Regensburg standstill

from Wikipedia, the free encyclopedia

The Regensburg standstill of August 15, 1684 was an armistice limited to twenty years as a result of the Reunion War of 1683/84 between France's King Louis XIV , Emperor Leopold I and the Holy Roman Empire .

prehistory

French acquisitions in the west of the Holy Roman Empire

As part of its reunion policy, France had claimed a number of areas belonging to the empire, including most of Alsace , and occupied them militarily. Louis XIV relied on feudal arguments. Without such an at least rudimentary legal basis, the French king also occupied Strasbourg in 1681 . In order to have the acquisitions sanctioned under imperial law, negotiations took place in Frankfurt am Main in 1682 . Although Louis XIV exerted considerable pressure on the imperial estates , they were not prepared to recognize the reunions.
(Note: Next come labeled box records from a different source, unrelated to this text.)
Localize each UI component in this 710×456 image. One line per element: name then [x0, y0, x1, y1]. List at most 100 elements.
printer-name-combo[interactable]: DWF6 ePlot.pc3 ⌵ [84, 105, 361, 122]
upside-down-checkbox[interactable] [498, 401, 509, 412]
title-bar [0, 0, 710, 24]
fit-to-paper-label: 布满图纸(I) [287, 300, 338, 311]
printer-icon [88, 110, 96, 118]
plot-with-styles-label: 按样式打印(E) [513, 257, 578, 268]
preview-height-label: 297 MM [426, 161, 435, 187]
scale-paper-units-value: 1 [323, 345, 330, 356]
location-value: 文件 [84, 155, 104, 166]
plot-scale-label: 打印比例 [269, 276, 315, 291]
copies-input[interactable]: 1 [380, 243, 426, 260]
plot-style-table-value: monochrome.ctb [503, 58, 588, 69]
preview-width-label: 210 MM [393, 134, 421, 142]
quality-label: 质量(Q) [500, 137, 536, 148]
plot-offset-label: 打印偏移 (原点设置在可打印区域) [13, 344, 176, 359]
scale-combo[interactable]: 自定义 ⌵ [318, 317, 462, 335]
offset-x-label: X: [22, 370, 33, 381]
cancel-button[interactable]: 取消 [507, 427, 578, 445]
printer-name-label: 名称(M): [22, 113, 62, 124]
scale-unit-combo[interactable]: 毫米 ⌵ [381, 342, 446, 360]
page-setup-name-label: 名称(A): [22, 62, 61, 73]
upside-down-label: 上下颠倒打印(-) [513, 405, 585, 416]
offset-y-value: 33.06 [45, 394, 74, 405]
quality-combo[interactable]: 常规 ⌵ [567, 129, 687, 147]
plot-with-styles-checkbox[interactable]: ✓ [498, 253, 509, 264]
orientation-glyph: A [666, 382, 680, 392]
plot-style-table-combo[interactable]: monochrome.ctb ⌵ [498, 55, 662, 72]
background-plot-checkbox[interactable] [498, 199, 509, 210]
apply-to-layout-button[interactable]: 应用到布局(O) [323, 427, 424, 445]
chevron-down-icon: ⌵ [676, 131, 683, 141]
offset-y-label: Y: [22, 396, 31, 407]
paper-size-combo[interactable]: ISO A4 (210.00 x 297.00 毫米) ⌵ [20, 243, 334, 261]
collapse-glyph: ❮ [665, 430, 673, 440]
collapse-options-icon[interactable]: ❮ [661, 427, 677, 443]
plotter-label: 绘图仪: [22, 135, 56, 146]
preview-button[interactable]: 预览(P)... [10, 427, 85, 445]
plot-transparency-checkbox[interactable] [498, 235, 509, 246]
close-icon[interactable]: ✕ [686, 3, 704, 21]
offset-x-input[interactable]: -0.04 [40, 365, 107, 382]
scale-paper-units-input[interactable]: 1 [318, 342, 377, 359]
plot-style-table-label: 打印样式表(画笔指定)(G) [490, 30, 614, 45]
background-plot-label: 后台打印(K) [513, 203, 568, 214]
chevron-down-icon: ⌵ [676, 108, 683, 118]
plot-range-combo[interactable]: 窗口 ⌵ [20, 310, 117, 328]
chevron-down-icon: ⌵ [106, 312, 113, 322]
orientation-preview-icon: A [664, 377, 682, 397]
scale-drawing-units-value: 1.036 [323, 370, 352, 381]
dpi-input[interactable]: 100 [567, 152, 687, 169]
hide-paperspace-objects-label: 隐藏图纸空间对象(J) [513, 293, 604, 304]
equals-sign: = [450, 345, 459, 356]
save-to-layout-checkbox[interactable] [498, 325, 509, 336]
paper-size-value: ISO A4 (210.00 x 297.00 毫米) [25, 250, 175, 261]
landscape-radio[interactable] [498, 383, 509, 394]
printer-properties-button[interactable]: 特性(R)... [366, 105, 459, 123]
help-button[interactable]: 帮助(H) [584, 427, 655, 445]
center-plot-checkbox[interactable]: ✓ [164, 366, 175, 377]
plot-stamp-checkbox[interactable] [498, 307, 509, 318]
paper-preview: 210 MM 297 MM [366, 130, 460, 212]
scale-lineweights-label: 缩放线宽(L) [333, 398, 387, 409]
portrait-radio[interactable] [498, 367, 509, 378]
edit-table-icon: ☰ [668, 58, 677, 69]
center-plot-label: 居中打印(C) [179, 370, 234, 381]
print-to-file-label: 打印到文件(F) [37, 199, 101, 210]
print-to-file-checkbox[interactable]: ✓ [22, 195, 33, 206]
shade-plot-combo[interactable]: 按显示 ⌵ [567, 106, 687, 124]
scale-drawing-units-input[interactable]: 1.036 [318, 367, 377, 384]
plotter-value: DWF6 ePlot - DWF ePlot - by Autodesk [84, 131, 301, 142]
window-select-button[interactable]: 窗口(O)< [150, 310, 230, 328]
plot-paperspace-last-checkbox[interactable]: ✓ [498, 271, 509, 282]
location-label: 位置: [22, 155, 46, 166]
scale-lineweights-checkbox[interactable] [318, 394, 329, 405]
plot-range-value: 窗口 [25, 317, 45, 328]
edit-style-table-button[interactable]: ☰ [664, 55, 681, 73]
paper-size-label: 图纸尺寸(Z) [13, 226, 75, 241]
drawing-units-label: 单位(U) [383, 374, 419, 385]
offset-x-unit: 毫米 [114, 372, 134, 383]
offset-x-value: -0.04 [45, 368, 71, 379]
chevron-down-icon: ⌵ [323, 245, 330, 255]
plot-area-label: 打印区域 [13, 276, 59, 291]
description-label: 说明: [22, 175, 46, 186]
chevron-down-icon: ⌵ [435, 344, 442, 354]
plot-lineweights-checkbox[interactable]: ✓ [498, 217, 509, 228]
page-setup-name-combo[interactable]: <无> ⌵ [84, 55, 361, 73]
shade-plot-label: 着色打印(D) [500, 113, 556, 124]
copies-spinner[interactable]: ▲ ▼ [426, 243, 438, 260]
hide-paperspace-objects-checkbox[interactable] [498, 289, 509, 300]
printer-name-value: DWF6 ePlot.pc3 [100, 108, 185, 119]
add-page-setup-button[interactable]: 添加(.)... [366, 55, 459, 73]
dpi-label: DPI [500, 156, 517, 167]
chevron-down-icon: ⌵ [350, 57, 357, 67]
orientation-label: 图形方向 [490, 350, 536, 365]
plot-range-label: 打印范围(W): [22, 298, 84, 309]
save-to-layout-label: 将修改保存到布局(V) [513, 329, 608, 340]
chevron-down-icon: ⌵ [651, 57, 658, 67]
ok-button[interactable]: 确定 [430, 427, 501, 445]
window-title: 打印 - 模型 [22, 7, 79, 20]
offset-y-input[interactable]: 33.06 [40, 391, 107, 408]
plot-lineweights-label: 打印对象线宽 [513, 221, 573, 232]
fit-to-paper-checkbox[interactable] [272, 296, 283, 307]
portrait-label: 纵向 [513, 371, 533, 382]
In 1683, Louis XIV took advantage of the Ottoman invasion of Austria ( Second Turkish Siege of Vienna ) and the associated concentration of imperial troops in the southeast to further expand his position in the west of the Holy Roman Empire. During the Reunion War, he conquered Luxembourg . During this time he was allied with, among others, the Elector of Brandenburg Friedrich Wilhelm . The Spanish Netherlands had already withdrawn from the conflict by means of an armistice; William III. also made peace with France for the Republic of the Seven United Provinces .

The Reunion War, together with worrying developments in Imperial Italy , such as the French occupation of Casale Monferrato , showed that Louis XIV was still expanding at the expense of the empire. The emperor saw himself threatened by a multi-front war in the west, against the Ottomans and possibly in Italy. After the success at Vienna, Leopold I initially concentrated imperial policy on the Turkish War and in Southeast Europe. This, as well as the lack of possible allies against France, also meant that the emperor was also ready for an armistice.

The negotiations on this took place in Regensburg . On the imperial side, the deputy principal commissioner Gottlieb Amadeus von Windisch-Graetz and the Austrian Reichstag envoy Theodor Heinrich von Strattmann were involved. The imperial estates were not involved in the negotiations. Because they, in particular the electoral council , showed their approval of the recognition of the reunion policy in advance, the emperor did not include them in the negotiations. However, the Reichstag envoys were kept informed of the progress of the negotiations.

content

The imperial negotiators succeeded in preventing final recognition of the reunions and the loss of Strasbourg. The empire left the territories and Strasbourg occupied until August 1, 1681 as part of the reunification policy to France. It was possible to negotiate the duration of this waiver from thirty to twenty years.

Louis XIV received sovereignty rights for these areas. Luxembourg was not part of the agreement. This had already been lost after the French agreements with Spain. However, the imperial negotiators succeeded in bringing Spain into the standstill.

In return, Louis XIV promised that the Protestants living in the acquired areas would remain free to practice their religion. In addition, Louis XIV should refrain from further encroachments on imperial territory. As a legal basis, the imperial negotiators enforced that the treaty was concluded on the basis of the Westphalian and the peace of Nijmegen . This excluded further reunions. The Reichstag ratified the agreement on September 9, 1684.

meaning

In terms of the actual text of the treaty, the Regensburg standstill was actually only a temporary agreement, without sanctioning any permanent territorial change. In fact, the concept of the armistice was a means of upholding the fiction that the empire had never given up rights. It was clear to those involved that this agreement already anticipated the content of a future peace treaty and thus the final renunciation of the occupied territories. This is supported by the fact that a joint commission should clarify the borderline. At the time, this was a time-consuming and therefore costly procedure, which speaks in favor of the intention of defining permanent limits. Despite the emphasis on provisionality, this indicates that the Reich no longer seriously expected to get the lost territories back. Things looked somewhat different with the endeavors to restore the imperial city of Strasbourg. This issue remained on the political agenda.

consequences

If emperors and imperial estates hoped that the Regensburg standstill would end the French expansion policy at the expense of the empire, it soon became clear that this was not the case. Already after the death of the childless Palatine Elector Karl II. In 1685, Louis XIV raised a claim to the allodial property of the Elector in favor of his sister-in-law Liselotte von der Pfalz . He also called for the armistice to be converted into a peace treaty. This was one of the reasons for the Palatinate War of Succession ; When it broke out in 1688, the armistice lapsed only four years after its conclusion.